§ 17. Mr. A. Henderson
asked the Secretary of State for Foreign Affairs whether he will make a further statement on the situation on the borders of Indonesia and Malaysia.
§ Mr. P. Thomas
Indonesian guerrillas continue to operate in Eastern Malaysia. By 6th April there had been no less than 55 violations of the cease-fire of 24th January. There is ample evidence that the period of cease-fire has been used by the Indonesians to increase their guerrilla strength.
§ Mr. Henderson
Is it not evident that President Soekarno's policy of confrontation has created a very dangerous 21 situation which might erupt into full-scale war any time? Is it not time that the matter was referred to the United Nations for them to act under Article 35 to investigate the situation? Surely the time has come for some action to be taken by Her Majesty's Government in conjunction with the Government of Malaysia.
§ Mr. Thomas
I am very glad that the right hon. and learned Member mentioned those last few words, because whether the matter is referred to the United Nations must surely be a matter for the Government of Malaysia to decide. I understand that they have recently sent a letter to the Secretary-General surveying the history of the dispute.

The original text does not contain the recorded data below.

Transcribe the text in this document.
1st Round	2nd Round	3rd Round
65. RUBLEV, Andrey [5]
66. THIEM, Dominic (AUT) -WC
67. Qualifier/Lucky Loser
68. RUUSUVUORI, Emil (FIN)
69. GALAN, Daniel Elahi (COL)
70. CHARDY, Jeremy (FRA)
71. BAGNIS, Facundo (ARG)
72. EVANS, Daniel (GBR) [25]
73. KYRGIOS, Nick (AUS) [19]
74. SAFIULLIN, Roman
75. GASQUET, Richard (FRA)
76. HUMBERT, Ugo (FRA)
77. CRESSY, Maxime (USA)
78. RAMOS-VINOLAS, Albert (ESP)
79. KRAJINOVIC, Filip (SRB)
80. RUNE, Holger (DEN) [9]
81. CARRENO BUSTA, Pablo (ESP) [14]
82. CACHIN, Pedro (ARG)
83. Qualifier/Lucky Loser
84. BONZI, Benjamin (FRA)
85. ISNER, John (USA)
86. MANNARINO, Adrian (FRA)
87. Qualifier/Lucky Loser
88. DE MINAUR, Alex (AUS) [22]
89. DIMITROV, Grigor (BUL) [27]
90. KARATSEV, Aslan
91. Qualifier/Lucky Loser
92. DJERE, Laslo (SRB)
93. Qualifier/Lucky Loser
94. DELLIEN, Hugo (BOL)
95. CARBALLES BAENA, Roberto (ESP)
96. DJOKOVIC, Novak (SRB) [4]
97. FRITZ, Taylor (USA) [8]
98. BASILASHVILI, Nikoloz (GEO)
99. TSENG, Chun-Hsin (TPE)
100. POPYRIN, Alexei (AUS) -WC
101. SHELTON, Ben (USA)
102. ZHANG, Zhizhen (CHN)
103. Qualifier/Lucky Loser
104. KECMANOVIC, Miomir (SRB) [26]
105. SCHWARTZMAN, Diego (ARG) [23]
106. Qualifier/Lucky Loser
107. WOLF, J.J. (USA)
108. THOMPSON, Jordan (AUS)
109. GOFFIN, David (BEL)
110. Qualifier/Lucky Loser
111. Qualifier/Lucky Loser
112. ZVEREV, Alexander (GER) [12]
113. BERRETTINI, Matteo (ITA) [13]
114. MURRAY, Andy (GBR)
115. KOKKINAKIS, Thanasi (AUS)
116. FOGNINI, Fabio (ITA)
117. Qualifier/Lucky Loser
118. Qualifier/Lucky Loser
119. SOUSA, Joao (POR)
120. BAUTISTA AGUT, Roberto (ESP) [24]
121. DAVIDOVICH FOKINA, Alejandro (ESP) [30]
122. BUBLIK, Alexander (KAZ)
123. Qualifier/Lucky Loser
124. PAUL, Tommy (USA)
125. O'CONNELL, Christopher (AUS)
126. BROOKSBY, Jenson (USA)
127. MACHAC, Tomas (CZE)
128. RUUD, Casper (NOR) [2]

As to the first part of the right hon. and learned Gentleman's supplementary question, I quite agree with him that the policy of confrontation which is pursued by Indonesia is a dangerous one, and I hope that it will stop.
§ Mr. P. Noel-Baker
Since we have British troops in Malaysia, is it not open to us to urge on the Government of Malaysia that they should ask for United Nations observers to come to control the frontier and to report when violations occur?
§ Mr. Thomas
I think that the right hon. Gentleman knows the difficulty of observers on the frontier of this difficult terrain. The Malaysian Government were anxious that Thai observers should come, but, so far, it is extremely difficult because the Indonesian interpretation of what a cease-fire should be is not very clear at the moment.